July 22, 2016
More U.S. Schools Accused of Denying Education to Immigrants
Maryclaire Dale READ TIME: 2 MIN.
Civil rights lawyers have sued a third U.S. school district over what they call a practice of denying older refugee and immigrant students a meaningful education by steering them to alternative high schools.
The plaintiffs in a federal lawsuit filed Tuesday in Pennsylvania are refugees ages 17 to 21 who came to the U.S. from Myanmar, Sudan and other war-torn countries.
The American Civil Liberties Union said the Lancaster School District has steered at least 30 students over three years to a disciplinary high school, denying them the classes and services offered at the traditional high school.
Some of the students had been in refugee camps for years, said Witold "Vic" Walczak, legal director of the ACLU of Pennsylvania, which filed the suit along with the Education Law Center and others.
"Preventing them from learning English and going to school and mingling with American students is preventing them from being able to successfully integrate into our society," he said.
Civil rights groups have filed at least two similar lawsuits around the country. An ACLU lawsuit in Utica, New York, was settled with an agreement that the plaintiffs could attend the traditional high school, Walczak said. The Southern Poverty Law Center has a suit pending in Collier County, Florida.
Many states, including Pennsylvania, allow students to pursue a high school diploma through the school year in which they turn 21.
Lancaster has seen an influx of refugees and other immigrants, partly through the help of resettlement programs. About 17 percent of the district's 11,300 students are English language learners while 4.5 percent are refugees, according to the district website.
School officials said the lawsuit had no merit.
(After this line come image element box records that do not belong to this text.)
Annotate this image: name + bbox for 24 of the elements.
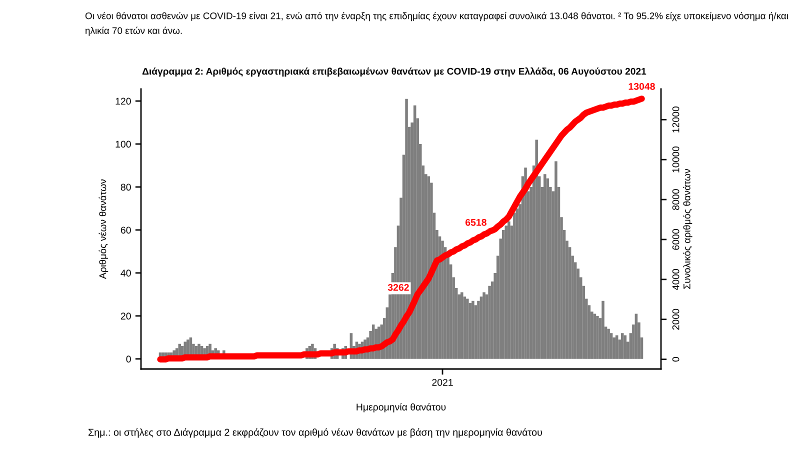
data-label: 6518 <box>465 218 486 226</box>
y2-tick-label: 10000 <box>672 146 680 172</box>
y2-axis-title: Συνολικός αριθμός θανάτων <box>682 168 692 289</box>
y-tick-label: 60 <box>120 226 131 234</box>
y2-tick-label: 0 <box>672 356 680 362</box>
data-label: 3262 <box>388 284 409 291</box>
y-tick-label: 120 <box>116 98 131 105</box>
text: Σημ.: οι στήλες στο Διάγραμμα 2 εκφράζουν τον αριθμό νέων θανάτων με βάση την ημερομηνία θανάτου <box>88 428 542 438</box>
y-tick-label: 0 <box>126 356 131 363</box>
y2-tick-label: 4000 <box>672 268 680 290</box>
y-tick-label: 20 <box>120 312 131 320</box>
x-tick-label: 2021 <box>432 378 453 386</box>
y-tick-label: 80 <box>120 184 131 191</box>
y-tick-label: 100 <box>116 140 131 148</box>
y2-tick-label: 2000 <box>672 308 680 330</box>
chart-title: Διάγραμμα 2: Αριθμός εργαστηριακά επιβεβαιωμένων θανάτων με COVID-19 στην Ελλάδα, 06 Αυγούστου 2021 <box>142 67 646 77</box>
y-axis-title: Αριθμός νέων θανάτων <box>98 179 108 279</box>
text: Οι νέοι θάνατοι ασθενών με COVID-19 είναι 21, ενώ από την έναρξη της επιδημίας έχουν καταγραφεί συνολικά 13.048 θάνατοι. ² Το 95.2% είχε υποκείμενο νόσημα ή/και ηλικία 70 ετών και άνω. <box>85 12 788 36</box>
y2-tick-label: 12000 <box>672 106 680 132</box>
data-label: 13048 <box>628 82 655 90</box>
y2-tick-label: 8000 <box>672 189 680 210</box>
y-tick-label: 40 <box>120 270 131 277</box>
x-axis-title: Ημερομηνία θανάτου <box>356 403 446 412</box>
y2-tick-label: 6000 <box>672 229 680 250</box>
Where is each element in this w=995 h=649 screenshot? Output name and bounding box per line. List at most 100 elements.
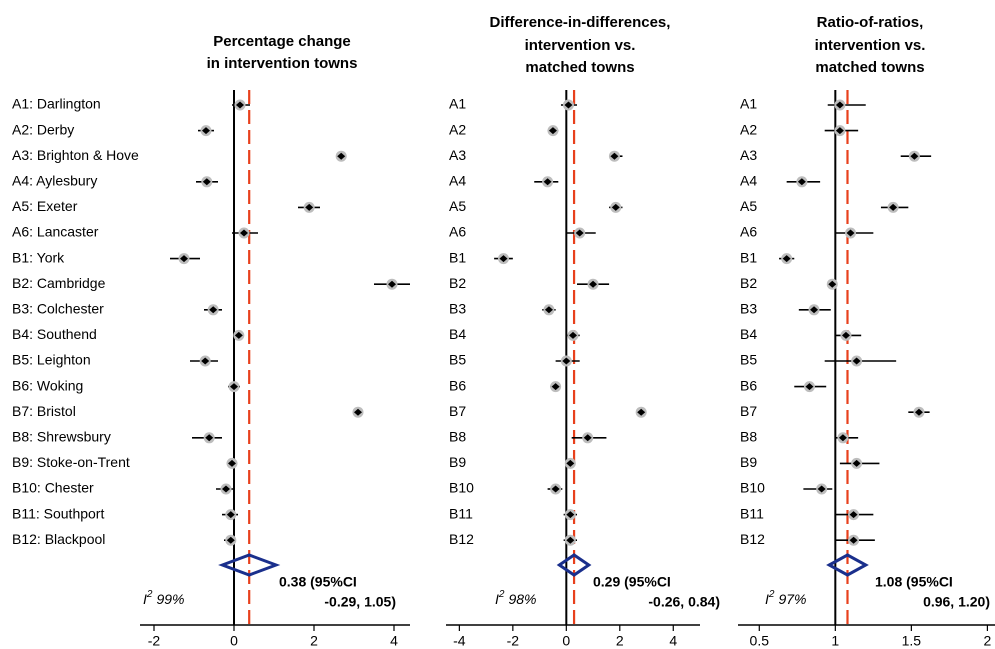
row-label: A1	[449, 96, 466, 112]
x-tick-label: 1.5	[902, 633, 922, 649]
i2-sup: 2	[768, 589, 775, 600]
row-label: A6	[740, 224, 757, 240]
row-label: B4	[740, 326, 757, 342]
row-label: B6	[449, 377, 466, 393]
x-tick-label: 2	[310, 633, 318, 649]
point	[222, 485, 230, 493]
row-label: B1	[449, 249, 466, 265]
row-label: B5	[740, 352, 757, 368]
point	[562, 357, 571, 365]
x-tick-label: 0.5	[750, 633, 770, 649]
point	[846, 229, 855, 237]
row-label: B3	[449, 301, 466, 317]
x-tick-label: -2	[148, 633, 161, 649]
panel-title: matched towns	[525, 59, 634, 76]
point	[637, 408, 646, 416]
pooled-label: -0.29, 1.05)	[324, 594, 396, 610]
point	[589, 280, 598, 288]
row-label: B6	[740, 377, 757, 393]
row-label: B7: Bristol	[12, 403, 76, 419]
row-label: B8	[740, 429, 757, 445]
row-label: B11	[449, 505, 473, 521]
row-label: B3: Colchester	[12, 301, 104, 317]
heterogeneity: I2 97%	[765, 589, 806, 607]
row-label: B1	[740, 249, 757, 265]
point	[209, 306, 218, 314]
row-label: B5	[449, 352, 466, 368]
point	[797, 178, 806, 186]
point	[354, 408, 362, 416]
point	[337, 152, 346, 160]
point	[566, 511, 575, 519]
x-tick-label: -4	[453, 633, 466, 649]
row-label: B12	[740, 531, 765, 547]
point	[202, 178, 211, 186]
point	[543, 178, 552, 186]
pooled-diamond	[556, 553, 592, 577]
point	[805, 383, 814, 391]
point	[852, 357, 861, 365]
pooled-label: 0.29 (95%CI	[593, 574, 671, 590]
point	[548, 127, 557, 135]
row-label: A3	[740, 147, 757, 163]
point	[889, 203, 898, 211]
row-label: B7	[449, 403, 466, 419]
point	[852, 459, 861, 467]
row-label: B7	[740, 403, 757, 419]
pooled-label: -0.26, 0.84)	[648, 594, 720, 610]
row-label: B4: Southend	[12, 326, 97, 342]
point	[583, 434, 592, 442]
point	[551, 383, 560, 391]
row-label: B11: Southport	[12, 505, 104, 521]
panel-title: in intervention towns	[207, 55, 358, 72]
heterogeneity: I2 99%	[143, 589, 184, 607]
row-label: B3	[740, 301, 757, 317]
panel-title: Percentage change	[213, 33, 351, 50]
pooled-label: 0.96, 1.20)	[923, 594, 990, 610]
point	[838, 434, 847, 442]
row-label: B2	[740, 275, 757, 291]
pooled-diamond	[826, 553, 869, 577]
point	[835, 101, 844, 109]
point	[236, 101, 244, 109]
row-label: A5	[740, 198, 757, 214]
row-label: B9: Stoke-on-Trent	[12, 454, 130, 470]
point	[201, 357, 210, 365]
pooled-label: 0.38 (95%CI	[279, 574, 357, 590]
row-label: B11	[740, 505, 764, 521]
row-label: A4: Aylesbury	[12, 173, 97, 189]
x-tick-label: 2	[616, 633, 624, 649]
x-tick-label: -2	[507, 633, 520, 649]
row-label: B2	[449, 275, 466, 291]
point	[305, 203, 314, 211]
i2-sup: 2	[146, 589, 153, 600]
i2-symbol: I	[765, 591, 769, 607]
point	[849, 536, 858, 544]
point	[817, 485, 826, 493]
row-label: B10	[449, 480, 474, 496]
point	[551, 485, 560, 493]
point	[566, 536, 575, 544]
point	[234, 331, 243, 339]
x-tick-label: 4	[669, 633, 677, 649]
i2-symbol: I	[495, 591, 499, 607]
point	[566, 459, 575, 467]
point	[226, 536, 235, 544]
point	[611, 203, 620, 211]
point	[564, 101, 573, 109]
point	[835, 127, 844, 135]
point	[849, 511, 858, 519]
point	[180, 255, 188, 263]
panel-title: Ratio-of-ratios,	[817, 14, 924, 31]
i2-symbol: I	[143, 591, 147, 607]
point	[230, 383, 238, 391]
point	[575, 229, 584, 237]
row-label: A4	[740, 173, 757, 189]
i2-value: 99%	[156, 591, 184, 607]
point	[810, 306, 819, 314]
row-label: A2: Derby	[12, 121, 74, 137]
row-label: A1: Darlington	[12, 96, 101, 112]
point	[569, 331, 577, 339]
row-label: B5: Leighton	[12, 352, 91, 368]
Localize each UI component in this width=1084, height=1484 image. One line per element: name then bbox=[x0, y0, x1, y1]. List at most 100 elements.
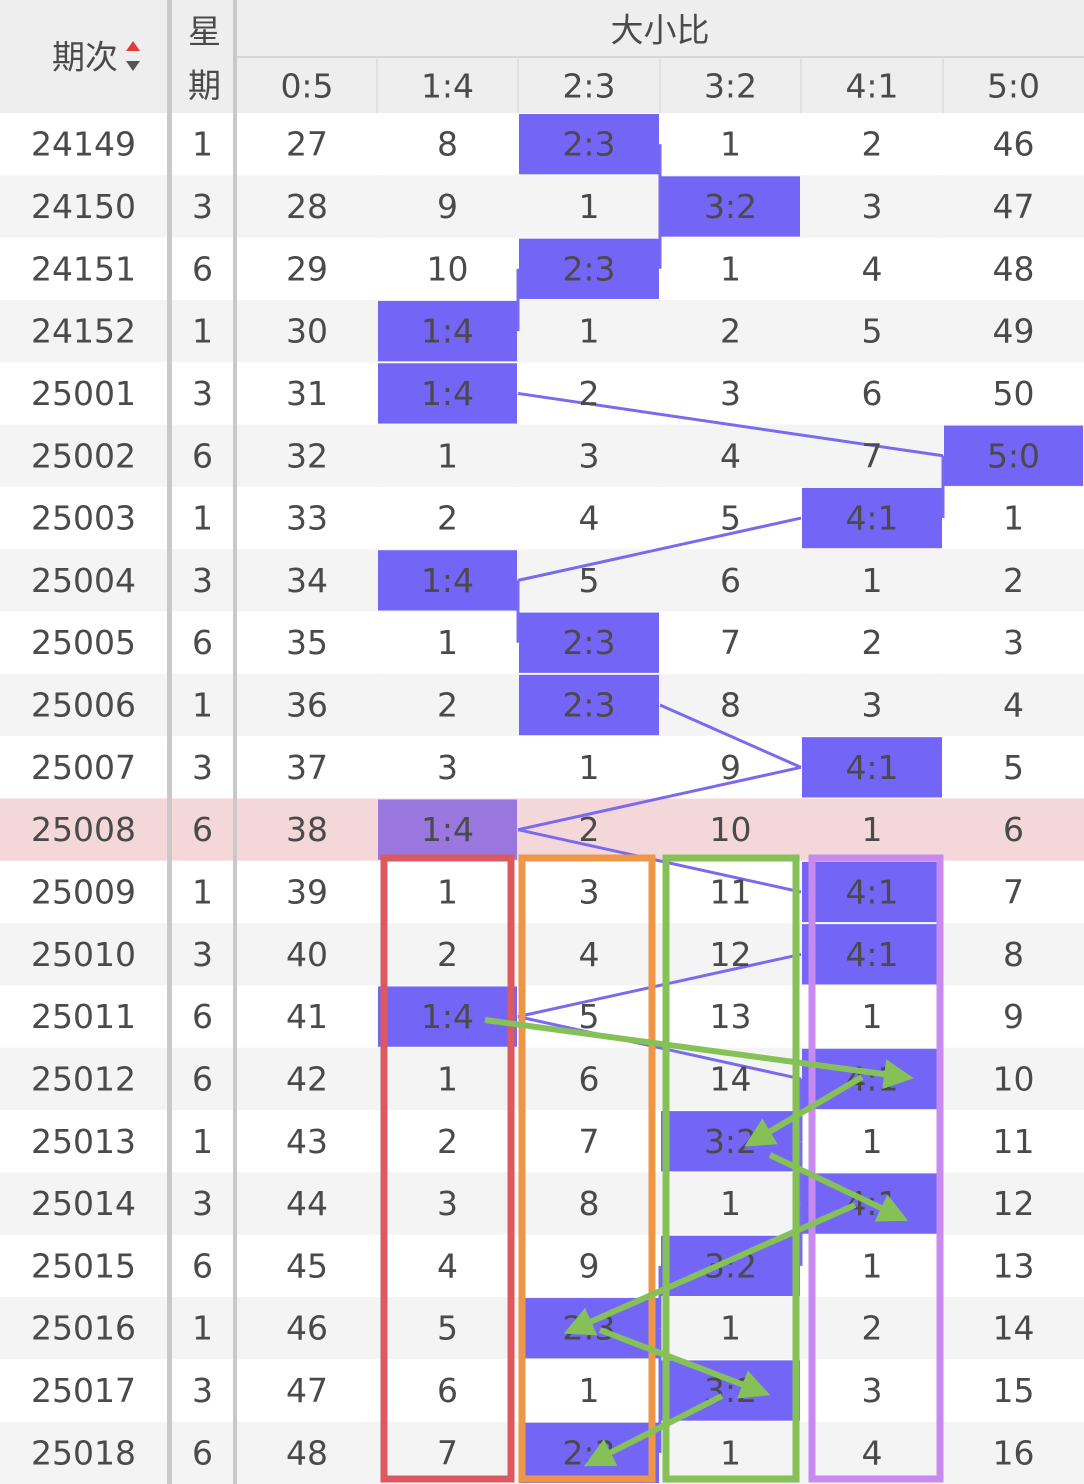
cell: 10 bbox=[993, 1059, 1035, 1098]
cell: 32 bbox=[286, 436, 328, 475]
cell: 25002 bbox=[31, 436, 136, 475]
separators bbox=[167, 0, 237, 1484]
cell: 25006 bbox=[31, 686, 136, 725]
cell: 25008 bbox=[31, 810, 136, 849]
cell: 5 bbox=[579, 997, 600, 1036]
row-bg bbox=[0, 299, 1084, 363]
cell: 6 bbox=[192, 249, 213, 288]
cell: 2 bbox=[862, 125, 883, 164]
cell: 7 bbox=[579, 1122, 600, 1161]
hit-link bbox=[517, 391, 944, 458]
cell: 4 bbox=[862, 1433, 883, 1472]
box-orange bbox=[518, 854, 656, 1483]
hit-cell bbox=[378, 550, 517, 611]
cell: 9 bbox=[720, 748, 741, 787]
cell: 1 bbox=[437, 623, 458, 662]
cell: 44 bbox=[286, 1184, 328, 1223]
cell: 34 bbox=[286, 561, 328, 600]
cell: 11 bbox=[710, 872, 752, 911]
cell: 1 bbox=[192, 1309, 213, 1348]
hit-cell bbox=[661, 1235, 800, 1297]
cell: 11 bbox=[993, 1122, 1035, 1161]
cell: 40 bbox=[286, 935, 328, 974]
sort-up bbox=[126, 41, 140, 51]
hit-cell bbox=[519, 674, 659, 736]
cell: 16 bbox=[993, 1433, 1035, 1472]
hit-label: 2:3 bbox=[562, 125, 615, 164]
hit-cell bbox=[661, 1360, 800, 1421]
hit-label: 1:4 bbox=[421, 561, 474, 600]
cell: 4 bbox=[720, 436, 741, 475]
hit-label: 1:4 bbox=[421, 997, 474, 1036]
separator bbox=[167, 0, 172, 1484]
cell: 25009 bbox=[31, 872, 136, 911]
hit-label: 2:3 bbox=[562, 686, 615, 725]
cell: 25013 bbox=[31, 1122, 136, 1161]
cell: 28 bbox=[286, 187, 328, 226]
hit-cell bbox=[378, 300, 517, 362]
cell: 3 bbox=[192, 561, 213, 600]
cell: 1 bbox=[720, 1309, 741, 1348]
cell: 38 bbox=[286, 810, 328, 849]
cell: 10 bbox=[427, 249, 469, 288]
weekday-header: 星期 bbox=[183, 14, 222, 122]
cell: 1 bbox=[862, 997, 883, 1036]
cell: 13 bbox=[710, 997, 752, 1036]
hit-label: 4:1 bbox=[845, 499, 898, 538]
cell: 1 bbox=[720, 1433, 741, 1472]
cell: 2 bbox=[579, 810, 600, 849]
cell: 2 bbox=[579, 374, 600, 413]
cell: 3 bbox=[437, 748, 458, 787]
cell: 1 bbox=[862, 810, 883, 849]
box-purple bbox=[808, 854, 944, 1483]
hit-cell bbox=[802, 861, 942, 923]
cell: 24151 bbox=[31, 249, 136, 288]
cell: 5 bbox=[720, 499, 741, 538]
hit-cell bbox=[378, 799, 517, 860]
hit-label: 4:1 bbox=[845, 748, 898, 787]
hit-label: 4:1 bbox=[845, 872, 898, 911]
cell: 5 bbox=[862, 312, 883, 351]
cell: 1 bbox=[720, 1184, 741, 1223]
cell: 48 bbox=[286, 1433, 328, 1472]
column-header: 4:1 bbox=[845, 67, 898, 106]
cell: 3 bbox=[862, 686, 883, 725]
cell: 9 bbox=[1003, 997, 1024, 1036]
hit-cell bbox=[944, 425, 1083, 486]
column-header: 1:4 bbox=[421, 67, 474, 106]
cell: 3 bbox=[192, 1184, 213, 1223]
cell: 9 bbox=[579, 1246, 600, 1285]
hit-label: 4:1 bbox=[845, 935, 898, 974]
cell: 3 bbox=[192, 374, 213, 413]
cell: 8 bbox=[579, 1184, 600, 1223]
header: 期次 星期 大小比 0:5 1:4 2:3 3:2 4:1 5:0 bbox=[52, 11, 1040, 123]
cell: 45 bbox=[286, 1246, 328, 1285]
hit-label: 2:3 bbox=[562, 249, 615, 288]
hit-cell bbox=[802, 737, 942, 798]
hit-cell bbox=[802, 487, 942, 549]
cell: 1 bbox=[192, 125, 213, 164]
cell: 31 bbox=[286, 374, 328, 413]
cell: 10 bbox=[710, 810, 752, 849]
row-bg bbox=[0, 175, 1084, 238]
row-bg bbox=[0, 549, 1084, 612]
cell: 24149 bbox=[31, 125, 136, 164]
column-header: 2:3 bbox=[562, 67, 615, 106]
cell: 6 bbox=[192, 810, 213, 849]
cell: 1 bbox=[720, 125, 741, 164]
cell: 37 bbox=[286, 748, 328, 787]
hit-label: 1:4 bbox=[421, 312, 474, 351]
cell: 1 bbox=[720, 249, 741, 288]
cell: 49 bbox=[993, 312, 1035, 351]
arrow bbox=[744, 1074, 864, 1147]
hit-cell bbox=[519, 612, 659, 673]
period-header: 期次 bbox=[52, 38, 118, 77]
cell: 1 bbox=[862, 1122, 883, 1161]
cell: 1 bbox=[437, 436, 458, 475]
hit-cell bbox=[378, 363, 517, 424]
sort-down bbox=[126, 61, 140, 71]
row-bg bbox=[0, 1110, 1084, 1173]
cell: 25007 bbox=[31, 748, 136, 787]
cell: 4 bbox=[1003, 686, 1024, 725]
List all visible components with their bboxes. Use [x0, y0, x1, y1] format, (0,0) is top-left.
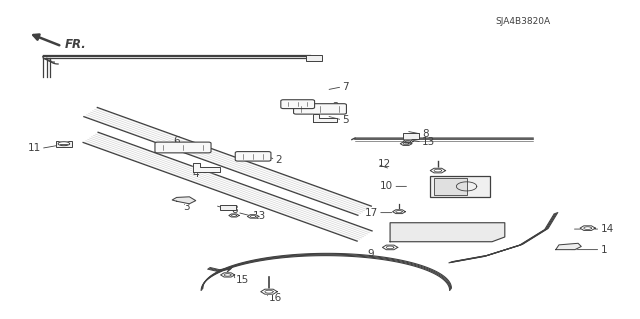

"The district will continue to be on the cutting edge in developing programs that are unique, such as establishing our Refugee Welcoming Center, after-school programs and special summer programs for refugee students," the district said in a statement.
The lawsuit said the alternative school, run by a contractor, has fewer transition services, a poor teacher-student ratio, and no advanced placement classes.
The Human Rights Institute at Georgetown University's law school examined the issue of immigrant education for a report published in April. Researchers found that school districts sometimes discourage older teens from starting high school if they won't finish by age 21.
"Because they usually have little formal education, due to their circumstances in their home countries, when they tried to enroll in normal education systems here, they were really discouraged or flat-out barred due to their age," researcher Raimy Reyes said. "Many children just face flat-out age discrimination."